Researchers run first nuclear clock, using thorium-229 to probe dark matter
Thorium-229 has powered the first running nuclear clock, and one team already used it to hunt for ultralight dark matter.

A clock built around an atomic nucleus, not the electrons orbiting it, has now been run in the lab for the first time. Researchers embedded thorium-229 in a calcium-fluoride crystal, locked a laser to the nucleus’s transition near 148 nanometers, and compared the result with a Yb+ ion clock. One of the teams then pushed the device straight toward dark matter searches, a sign that this is no longer just a theory exercise.
For everyone who relies on precision timing, the appeal is simple: atomic clocks are already extraordinarily good, but a nuclear clock could be even steadier. The nucleus sits far less exposed to outside electromagnetic noise than an electron-shell transition, so its frequency should drift less. That opens the door to sharper tests of fundamental constants, tighter limits on ultralight dark matter, and a new way to probe the strong force inside the nucleus.
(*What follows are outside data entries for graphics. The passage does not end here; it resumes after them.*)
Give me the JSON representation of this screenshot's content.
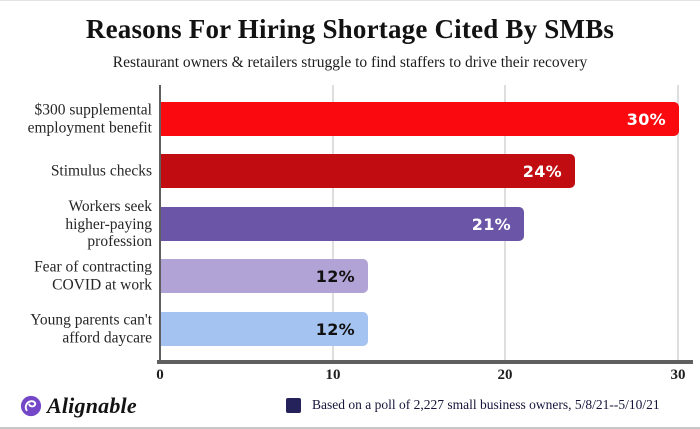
{
  "header": {
    "title": "Reasons For Hiring Shortage Cited By SMBs",
    "subtitle": "Restaurant owners & retailers struggle to find staffers to drive their recovery"
  },
  "chart_data": {
    "type": "bar",
    "orientation": "horizontal",
    "title": "Reasons For Hiring Shortage Cited By SMBs",
    "categories": [
      "$300 supplemental employment benefit",
      "Stimulus checks",
      "Workers seek higher-paying profession",
      "Fear of contracting COVID at work",
      "Young parents can't afford daycare"
    ],
    "values": [
      30,
      24,
      21,
      12,
      12
    ],
    "xlim": [
      0,
      30
    ],
    "x_ticks": [
      "0",
      "10",
      "20",
      "30"
    ],
    "grid": "vertical-gridlines-at-10-20-30",
    "bars": [
      {
        "label": "$300 supplemental\nemployment benefit",
        "value": 30,
        "display_value": "30%",
        "color": "#fa0a0f",
        "value_label_color": "#ffffff"
      },
      {
        "label": "Stimulus checks",
        "value": 24,
        "display_value": "24%",
        "color": "#c10d12",
        "value_label_color": "#ffffff"
      },
      {
        "label": "Workers seek\nhigher-paying\nprofession",
        "value": 21,
        "display_value": "21%",
        "color": "#6b55a6",
        "value_label_color": "#ffffff"
      },
      {
        "label": "Fear of contracting\nCOVID at work",
        "value": 12,
        "display_value": "12%",
        "color": "#b1a3d5",
        "value_label_color": "#111111"
      },
      {
        "label": "Young parents can't\nafford daycare",
        "value": 12,
        "display_value": "12%",
        "color": "#a4c3f0",
        "value_label_color": "#111111"
      }
    ]
  },
  "footer": {
    "logo_text": "Alignable",
    "logo_icon": "alignable-swirl-icon",
    "logo_icon_color": "#7447c8",
    "legend_label": "Based on a poll of 2,227 small business owners, 5/8/21--5/10/21",
    "legend_square_color": "#25215a"
  },
  "colors": {
    "axis": "#5f5f5f",
    "gridline": "#dedede",
    "background": "#ffffff"
  }
}
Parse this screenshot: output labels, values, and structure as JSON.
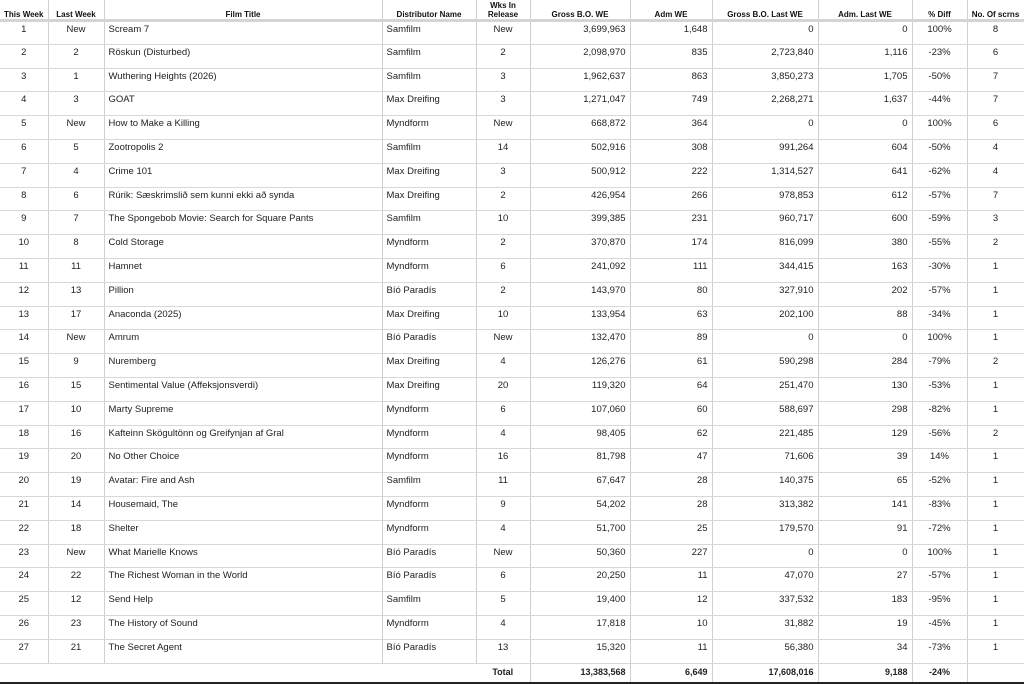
{
  "headers": [
    "This Week",
    "Last Week",
    "Film Title",
    "Distributor Name",
    "Wks In Release",
    "Gross B.O. WE",
    "Adm WE",
    "Gross B.O. Last WE",
    "Adm. Last WE",
    "% Diff",
    "No. Of scrns"
  ],
  "rows": [
    [
      "1",
      "New",
      "Scream 7",
      "Samfilm",
      "New",
      "3,699,963",
      "1,648",
      "0",
      "0",
      "100%",
      "8"
    ],
    [
      "2",
      "2",
      "Röskun (Disturbed)",
      "Samfilm",
      "2",
      "2,098,970",
      "835",
      "2,723,840",
      "1,116",
      "-23%",
      "6"
    ],
    [
      "3",
      "1",
      "Wuthering Heights (2026)",
      "Samfilm",
      "3",
      "1,962,637",
      "863",
      "3,850,273",
      "1,705",
      "-50%",
      "7"
    ],
    [
      "4",
      "3",
      "GOAT",
      "Max Dreifing",
      "3",
      "1,271,047",
      "749",
      "2,268,271",
      "1,637",
      "-44%",
      "7"
    ],
    [
      "5",
      "New",
      "How to Make a Killing",
      "Myndform",
      "New",
      "668,872",
      "364",
      "0",
      "0",
      "100%",
      "6"
    ],
    [
      "6",
      "5",
      "Zootropolis 2",
      "Samfilm",
      "14",
      "502,916",
      "308",
      "991,264",
      "604",
      "-50%",
      "4"
    ],
    [
      "7",
      "4",
      "Crime 101",
      "Max Dreifing",
      "3",
      "500,912",
      "222",
      "1,314,527",
      "641",
      "-62%",
      "4"
    ],
    [
      "8",
      "6",
      "Rúrik: Sæskrimslið sem kunni ekki að synda",
      "Max Dreifing",
      "2",
      "426,954",
      "266",
      "978,853",
      "612",
      "-57%",
      "7"
    ],
    [
      "9",
      "7",
      "The Spongebob Movie: Search for Square Pants",
      "Samfilm",
      "10",
      "399,385",
      "231",
      "960,717",
      "600",
      "-59%",
      "3"
    ],
    [
      "10",
      "8",
      "Cold Storage",
      "Myndform",
      "2",
      "370,870",
      "174",
      "816,099",
      "380",
      "-55%",
      "2"
    ],
    [
      "11",
      "11",
      "Hamnet",
      "Myndform",
      "6",
      "241,092",
      "111",
      "344,415",
      "163",
      "-30%",
      "1"
    ],
    [
      "12",
      "13",
      "Pillion",
      "Bíó Paradís",
      "2",
      "143,970",
      "80",
      "327,910",
      "202",
      "-57%",
      "1"
    ],
    [
      "13",
      "17",
      "Anaconda (2025)",
      "Max Dreifing",
      "10",
      "133,954",
      "63",
      "202,100",
      "88",
      "-34%",
      "1"
    ],
    [
      "14",
      "New",
      "Amrum",
      "Bíó Paradís",
      "New",
      "132,470",
      "89",
      "0",
      "0",
      "100%",
      "1"
    ],
    [
      "15",
      "9",
      "Nuremberg",
      "Max Dreifing",
      "4",
      "126,276",
      "61",
      "590,298",
      "284",
      "-79%",
      "2"
    ],
    [
      "16",
      "15",
      "Sentimental Value (Affeksjonsverdi)",
      "Max Dreifing",
      "20",
      "119,320",
      "64",
      "251,470",
      "130",
      "-53%",
      "1"
    ],
    [
      "17",
      "10",
      "Marty Supreme",
      "Myndform",
      "6",
      "107,060",
      "60",
      "588,697",
      "298",
      "-82%",
      "1"
    ],
    [
      "18",
      "16",
      "Kafteinn Skögultönn og Greifynjan af Gral",
      "Myndform",
      "4",
      "98,405",
      "62",
      "221,485",
      "129",
      "-56%",
      "2"
    ],
    [
      "19",
      "20",
      "No Other Choice",
      "Myndform",
      "16",
      "81,798",
      "47",
      "71,606",
      "39",
      "14%",
      "1"
    ],
    [
      "20",
      "19",
      "Avatar: Fire and Ash",
      "Samfilm",
      "11",
      "67,647",
      "28",
      "140,375",
      "65",
      "-52%",
      "1"
    ],
    [
      "21",
      "14",
      "Housemaid, The",
      "Myndform",
      "9",
      "54,202",
      "28",
      "313,382",
      "141",
      "-83%",
      "1"
    ],
    [
      "22",
      "18",
      "Shelter",
      "Myndform",
      "4",
      "51,700",
      "25",
      "179,570",
      "91",
      "-72%",
      "1"
    ],
    [
      "23",
      "New",
      "What Marielle Knows",
      "Bíó Paradís",
      "New",
      "50,360",
      "227",
      "0",
      "0",
      "100%",
      "1"
    ],
    [
      "24",
      "22",
      "The Richest Woman in the World",
      "Bíó Paradís",
      "6",
      "20,250",
      "11",
      "47,070",
      "27",
      "-57%",
      "1"
    ],
    [
      "25",
      "12",
      "Send Help",
      "Samfilm",
      "5",
      "19,400",
      "12",
      "337,532",
      "183",
      "-95%",
      "1"
    ],
    [
      "26",
      "23",
      "The History of Sound",
      "Myndform",
      "4",
      "17,818",
      "10",
      "31,882",
      "19",
      "-45%",
      "1"
    ],
    [
      "27",
      "21",
      "The Secret Agent",
      "Bíó Paradís",
      "13",
      "15,320",
      "11",
      "56,380",
      "34",
      "-73%",
      "1"
    ]
  ],
  "total": {
    "label": "Total",
    "gross_we": "13,383,568",
    "adm_we": "6,649",
    "gross_last_we": "17,608,016",
    "adm_last_we": "9,188",
    "diff": "-24%"
  }
}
Thorium-229 matters because it is the only known isotope with a nuclear transition low enough to be driven directly by a laser. A 2016 Nature paper directly detected that transition and constrained the excitation energy to between 6.3 and 18.3 electronvolts. By 2019, the wavelength estimate had tightened to 149.7 plus or minus 3.1 nanometers. A 2021 review called the low-energy excited state, about 8 eV, a prime candidate for a nuclear clock, and that long search finally reached a working laboratory demonstration.
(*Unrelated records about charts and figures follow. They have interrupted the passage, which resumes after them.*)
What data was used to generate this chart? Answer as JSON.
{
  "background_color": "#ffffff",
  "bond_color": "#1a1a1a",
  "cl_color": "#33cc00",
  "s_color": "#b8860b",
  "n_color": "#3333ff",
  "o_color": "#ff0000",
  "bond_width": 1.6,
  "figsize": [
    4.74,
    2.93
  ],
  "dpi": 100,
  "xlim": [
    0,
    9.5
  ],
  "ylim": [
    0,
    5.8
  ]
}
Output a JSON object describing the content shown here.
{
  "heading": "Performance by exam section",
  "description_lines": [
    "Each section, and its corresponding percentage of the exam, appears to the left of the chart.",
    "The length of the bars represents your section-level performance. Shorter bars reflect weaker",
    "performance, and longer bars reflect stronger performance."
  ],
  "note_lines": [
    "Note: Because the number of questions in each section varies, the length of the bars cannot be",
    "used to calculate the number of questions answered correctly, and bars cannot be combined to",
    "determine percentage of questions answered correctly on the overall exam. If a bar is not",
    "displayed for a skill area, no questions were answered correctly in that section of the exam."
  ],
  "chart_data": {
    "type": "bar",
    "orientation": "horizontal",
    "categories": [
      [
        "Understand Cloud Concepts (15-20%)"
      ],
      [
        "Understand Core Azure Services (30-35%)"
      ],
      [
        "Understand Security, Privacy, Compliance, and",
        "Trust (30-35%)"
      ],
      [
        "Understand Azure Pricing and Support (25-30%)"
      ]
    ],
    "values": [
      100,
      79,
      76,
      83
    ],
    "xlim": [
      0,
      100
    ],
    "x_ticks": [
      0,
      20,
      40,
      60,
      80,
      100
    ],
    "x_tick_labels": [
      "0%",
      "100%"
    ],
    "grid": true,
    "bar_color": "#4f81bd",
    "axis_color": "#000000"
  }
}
The engineering momentum has been building fast. In 2024, NIST reported laser spectroscopy of thorium-229 in a calcium-fluoride host crystal, and in 2025 it measured temperature sensitivity at 150 K, 229 K, and 293 K. A 2026 Nature paper reported that 229Th:CaF2 crystals held a reproducibility of 220 Hz, fractionally 1.1 x 10^-13, at 195 K over seven months. Another 2026 preprint described a room-temperature thorium-229 optical nuclear clock in a millimeter-sized CaF2 crystal, using a feedback loop, continuous comparison to a Yb+ single-ion clock, and shot-noise-limited instability of 3 x 10^-12 tau^-1/2, approaching 10^-15 over one day.
That still leaves a long road to a usable instrument. The latest results are first steps, not a finished field device, and the room-temperature clock remains a preprint rather than a mature standard. But the leap is clear: thorium-229 has moved nuclear timekeeping from speculation into the lab, and the next tick could tell physicists far more than the time.